Another victim, Lori Lochen, was walking in the parade with her “church family,” the Catholic Community of Waukesha. She told Brooks that he robbed her of her sense of peace and personal safety.
“You never gave me a chance,” she said. “I turned around and it was only seconds before you hit me square on … the searing pain of that blow is as clear to me today as it was a year ago.”
Tuesday morning’s statements were emotional — the judge and prosecutors dabbed their eyes at times.

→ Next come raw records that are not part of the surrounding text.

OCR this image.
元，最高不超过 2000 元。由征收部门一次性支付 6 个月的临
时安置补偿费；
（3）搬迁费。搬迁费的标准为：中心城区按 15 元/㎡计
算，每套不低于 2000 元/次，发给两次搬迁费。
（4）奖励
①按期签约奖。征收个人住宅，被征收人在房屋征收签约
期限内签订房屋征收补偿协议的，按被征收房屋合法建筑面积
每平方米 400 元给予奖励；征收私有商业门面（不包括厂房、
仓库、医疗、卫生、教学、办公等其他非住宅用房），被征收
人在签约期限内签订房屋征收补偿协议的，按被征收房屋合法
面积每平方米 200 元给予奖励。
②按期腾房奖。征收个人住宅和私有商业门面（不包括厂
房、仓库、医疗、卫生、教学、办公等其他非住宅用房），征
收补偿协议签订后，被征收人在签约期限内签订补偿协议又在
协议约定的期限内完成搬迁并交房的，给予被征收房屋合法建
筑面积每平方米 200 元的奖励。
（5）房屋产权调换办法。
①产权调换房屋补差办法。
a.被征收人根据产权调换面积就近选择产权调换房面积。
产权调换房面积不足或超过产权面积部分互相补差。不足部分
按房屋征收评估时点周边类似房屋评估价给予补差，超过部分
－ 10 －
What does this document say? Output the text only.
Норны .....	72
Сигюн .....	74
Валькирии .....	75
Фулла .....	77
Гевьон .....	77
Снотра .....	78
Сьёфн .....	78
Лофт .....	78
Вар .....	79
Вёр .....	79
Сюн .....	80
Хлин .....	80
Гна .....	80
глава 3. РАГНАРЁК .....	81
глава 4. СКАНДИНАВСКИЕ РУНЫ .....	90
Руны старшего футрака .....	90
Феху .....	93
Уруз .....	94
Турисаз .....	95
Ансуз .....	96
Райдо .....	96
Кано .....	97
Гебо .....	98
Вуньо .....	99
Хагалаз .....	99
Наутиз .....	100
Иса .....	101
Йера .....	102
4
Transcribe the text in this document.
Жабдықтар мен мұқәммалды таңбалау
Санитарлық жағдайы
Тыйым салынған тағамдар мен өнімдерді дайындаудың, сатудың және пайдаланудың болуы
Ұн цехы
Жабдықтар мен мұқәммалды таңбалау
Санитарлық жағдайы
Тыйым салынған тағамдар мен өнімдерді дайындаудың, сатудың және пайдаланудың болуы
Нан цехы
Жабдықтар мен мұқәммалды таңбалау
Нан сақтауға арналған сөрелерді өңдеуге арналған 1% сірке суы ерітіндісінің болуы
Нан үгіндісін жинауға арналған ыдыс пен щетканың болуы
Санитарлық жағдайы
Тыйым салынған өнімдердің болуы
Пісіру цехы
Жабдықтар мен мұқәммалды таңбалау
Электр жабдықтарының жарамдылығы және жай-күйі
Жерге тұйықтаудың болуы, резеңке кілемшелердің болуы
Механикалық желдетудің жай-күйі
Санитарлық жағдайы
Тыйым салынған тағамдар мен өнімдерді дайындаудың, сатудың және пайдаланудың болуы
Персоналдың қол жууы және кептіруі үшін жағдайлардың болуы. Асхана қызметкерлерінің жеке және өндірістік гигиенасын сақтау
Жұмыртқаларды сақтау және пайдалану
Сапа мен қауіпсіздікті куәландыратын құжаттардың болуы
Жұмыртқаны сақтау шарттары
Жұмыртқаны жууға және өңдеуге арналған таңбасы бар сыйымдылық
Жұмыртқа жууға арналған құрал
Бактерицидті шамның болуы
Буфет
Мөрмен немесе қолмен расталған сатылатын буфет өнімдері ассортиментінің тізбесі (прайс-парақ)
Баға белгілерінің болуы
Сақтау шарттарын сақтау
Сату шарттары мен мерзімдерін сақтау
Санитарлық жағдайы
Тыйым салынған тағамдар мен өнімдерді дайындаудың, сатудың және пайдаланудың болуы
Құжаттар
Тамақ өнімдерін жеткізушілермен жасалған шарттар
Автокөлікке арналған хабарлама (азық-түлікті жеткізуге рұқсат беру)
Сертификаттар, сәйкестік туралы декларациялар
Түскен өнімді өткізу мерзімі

Brooks told the judge this month that nine people will speak on his behalf, including his mother.
The monthlong trial was punctuated by erratic outbursts from Brooks, who refused to answer to his own name, frequently interrupted Dorow and often refused to stop talking. The judge often had bailiffs move him to another courtroom where he could participate via video but she could mute his microphone.
After he was removed from the main courtroom during jury selection, he removed his shirt, sat on the defense table bare-chested and stuck down his pants a sign he’d been given to signal objections. Later in the trial, he built a small fort out of his boxes of legal documents and hid behind it so the camera couldn’t pick up his face.
Dorow said in a memo to Brooks and prosecutors this month that she has received emails, letters, cards and gifts, including candy and other food, in connection with the case.
Any perception of judicial bias against Brooks could provide him with grounds for an appeal.
Dorow wrote that the gifts will not influence her sentencing decision, saying that she has taken “every step possible” to not read the correspondence and that she has distributed the candy among the clerk of court’s staff.
The Milwaukee Journal Sentinel reported that much of the correspondence came from livestream viewers who praised the judge’s handling of a difficult case.